TUESDAY, April 21, 2020 (HealthDay News) — For people with substance use disorders, combining HIV and hepatitis C virus (HCV) testing and providing immediate test results may increase the number of people who are aware of their infection status, according to a study published in the May issue of Medical Care.

Jemima A. Frimpong, Ph.D., M.P.H., from the Johns Hopkins Carey Business School in Baltimore, and colleagues randomly assigned 162 patients in New York City substance use disorder treatment programs to receive either combined HIV/HCV testing with immediate test results and posttest counseling or treatment with standard practice, which included a referral to seek off-site testing with delayed results. The authors surveyed each patient one month after randomization to assess the number of patients who self-report having received test results.

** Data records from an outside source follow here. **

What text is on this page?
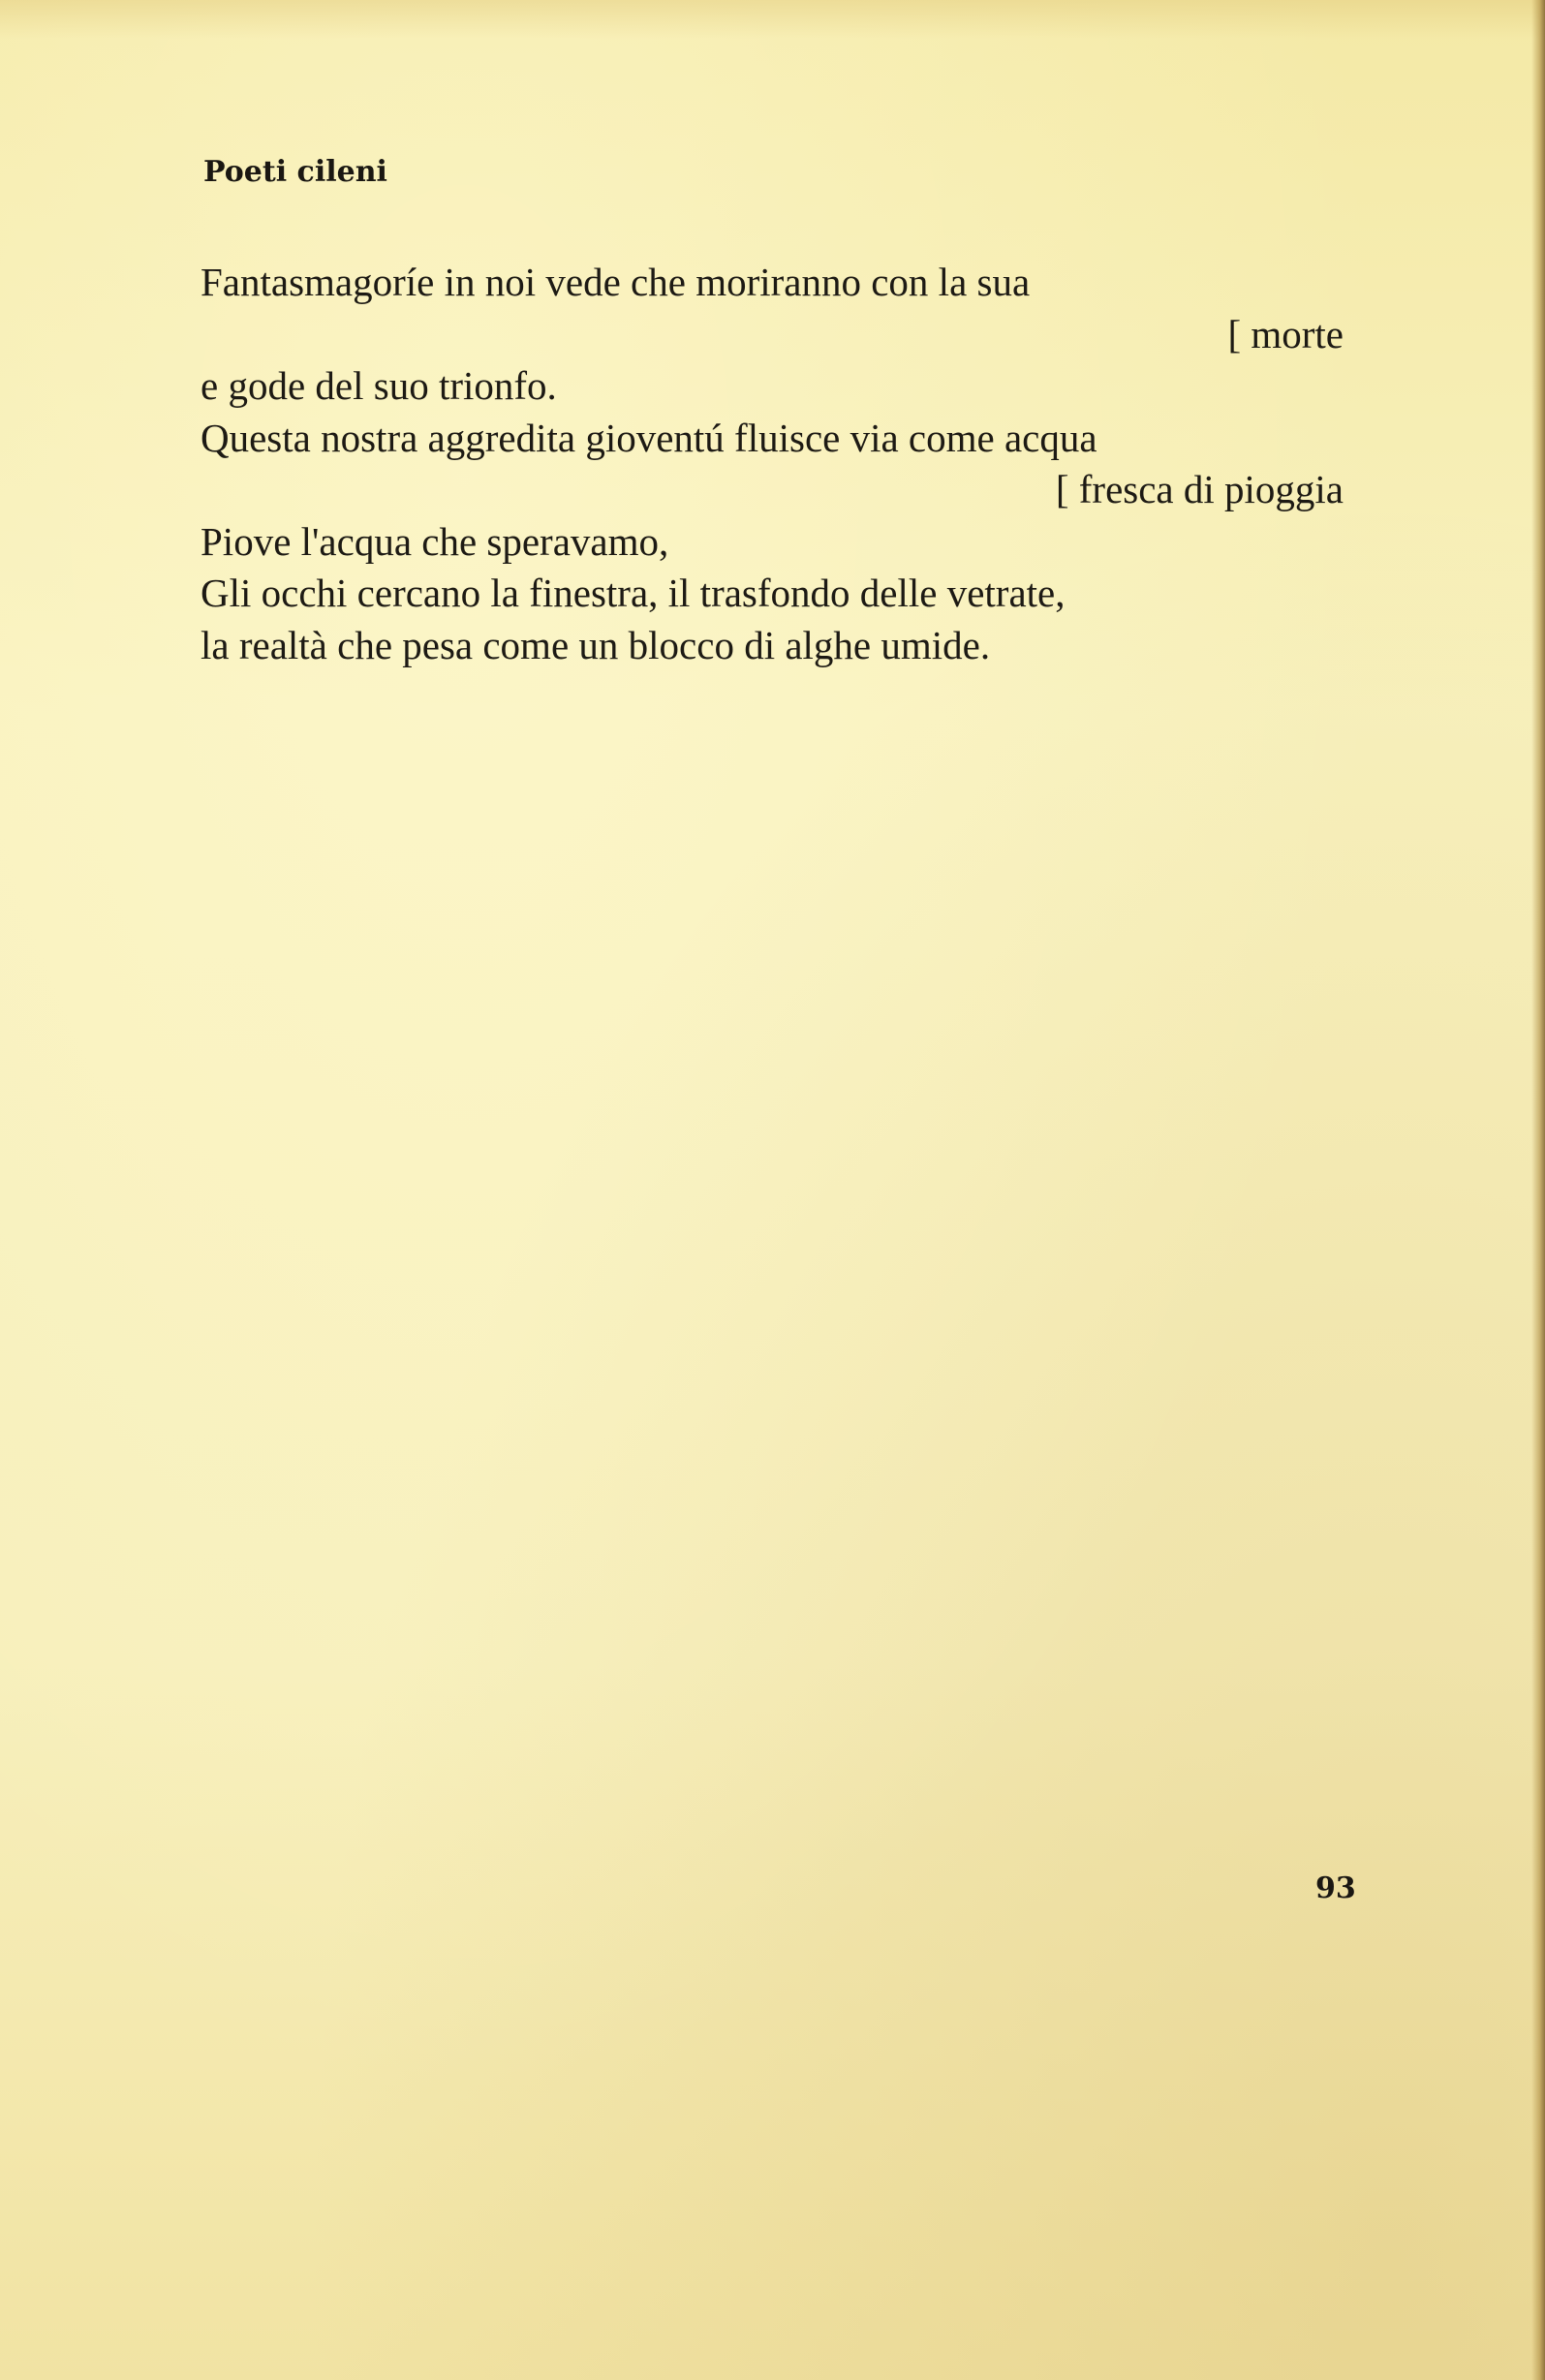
Poeti cileni
Fantasmagoríe in noi vede che moriranno con la sua
[ morte
e gode del suo trionfo.
Questa nostra aggredita gioventú fluisce via come acqua
[ fresca di pioggia
Piove l'acqua che speravamo,
Gli occhi cercano la finestra, il trasfondo delle vetrate,
la realtà che pesa come un blocco di alghe umide.
93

One hundred thirty-four patients (82.7 percent) completed the follow-up assessment at one month. The researchers found that 69 percent of patients who received rapid bundled testing reported having received both test results. In contrast, 19 percent of patients treated with standard practice were aware of their test results. A total of seven patients in the treatment arm and one patient in the control arm were newly diagnosed with HCV.

“The availability of rapid bundled HIV and HCV testing for patients in substance use disorder treatment programs resulted in the increased self-reported receipt of test results at one-month postrandomization,” the authors write. “Our findings suggest that this strategy may be an efficacious approach to increasing awareness of infection status for at-risk groups.”